The Department of Highlands, Undulations, and Deserts called the GOD a day later with an objection. "I'm dreadfully sorry, old chap, but we seem to have run into a bit of a problem," the man from HUD told him. "You see, the mountain ranges you've proposed don't quite come up to the standards set out in our building codes for the increased level of seismic activity. We'd have no choice by to condemn them as unsafe, I'm afraid."

"What if we do away with the mountains, then?" the GOD growled sullenly.

"That would be perfectly satisfactory as far as we are concerned, but I rather suspect that you might still have a problem getting it past the OSHA. All those fissures opening up and landslides all over the place. . . . It would be a bit hazardous for the animals, wouldn't it?"

"But we've already gotten rid of the animals. There won't be any."

"I see your point. But it is still in the jolly old rules. You know how finicky those OSHA types can be. Just a friendly word in your ear, and all that."

The GOD was past arguing.

Design Engineering's response was to make the planets completely inactive. There would be no mountains, no fluid interiors, no mobile plates--in fact, no tectonic processes of any kind.
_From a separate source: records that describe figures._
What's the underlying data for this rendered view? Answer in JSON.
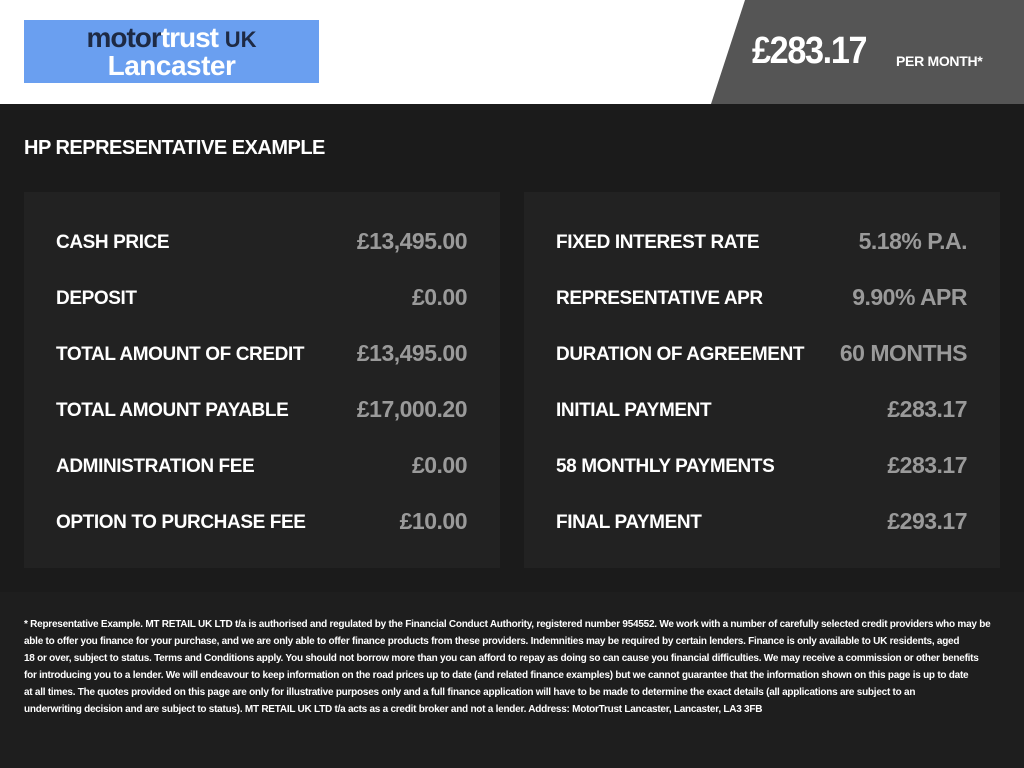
{
  "logo": {
    "text_dark": "motor",
    "text_light": "trust",
    "text_uk": "UK",
    "location": "Lancaster",
    "color": "#6a9ff0"
  },
  "header": {
    "price": "£283.17",
    "per_month": "PER MONTH*"
  },
  "title": "HP REPRESENTATIVE EXAMPLE",
  "left_rows": [
    {
      "label": "CASH PRICE",
      "value": "£13,495.00"
    },
    {
      "label": "DEPOSIT",
      "value": "£0.00"
    },
    {
      "label": "TOTAL AMOUNT OF CREDIT",
      "value": "£13,495.00"
    },
    {
      "label": "TOTAL AMOUNT PAYABLE",
      "value": "£17,000.20"
    },
    {
      "label": "ADMINISTRATION FEE",
      "value": "£0.00"
    },
    {
      "label": "OPTION TO PURCHASE FEE",
      "value": "£10.00"
    }
  ],
  "right_rows": [
    {
      "label": "FIXED INTEREST RATE",
      "value": "5.18% P.A."
    },
    {
      "label": "REPRESENTATIVE APR",
      "value": "9.90% APR"
    },
    {
      "label": "DURATION OF AGREEMENT",
      "value": "60 MONTHS"
    },
    {
      "label": "INITIAL PAYMENT",
      "value": "£283.17"
    },
    {
      "label": "58 MONTHLY PAYMENTS",
      "value": "£283.17"
    },
    {
      "label": "FINAL PAYMENT",
      "value": "£293.17"
    }
  ],
  "disclaimer_lines": [
    "* Representative Example. MT RETAIL UK LTD t/a is authorised and regulated by the Financial Conduct Authority, registered number 954552. We work with a number of carefully selected credit providers who may be",
    "able to offer you finance for your purchase, and we are only able to offer finance products from these providers. Indemnities may be required by certain lenders. Finance is only available to UK residents, aged",
    "18 or over, subject to status. Terms and Conditions apply. You should not borrow more than you can afford to repay as doing so can cause you financial difficulties. We may receive a commission or other benefits",
    "for introducing you to a lender. We will endeavour to keep information on the road prices up to date (and related finance examples) but we cannot guarantee that the information shown on this page is up to date",
    "at all times. The quotes provided on this page are only for illustrative purposes only and a full finance application will have to be made to determine the exact details (all applications are subject to an",
    "underwriting decision and are subject to status). MT RETAIL UK LTD t/a acts as a credit broker and not a lender. Address: MotorTrust Lancaster, Lancaster, LA3 3FB"
  ]
}
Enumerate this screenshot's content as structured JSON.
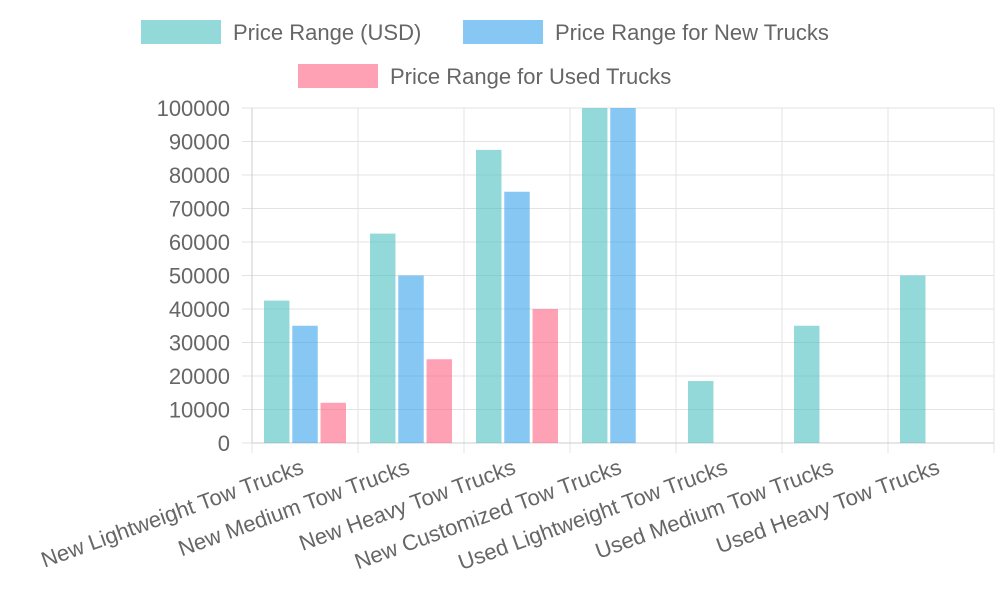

The planets would be simply featureless balls of solid rock that could never by any stretch of the imagination be considered potentially hazardous to any living thing, whether one existed or not.

The Great Accounting Overseer didn't like it. "What do you need them for?" a GAO minion challenged a day later. "They don't serve any useful purpose at all. They're just a needless expense on the cost budget. Why not get rid of them completely?"

"They've got a point," the CDE admitted when the GOD went over to talk about it. "I guess the only reason we put them in was because that's the way we've always done it. Yeah . . . I reckon we should strike them out. No planets."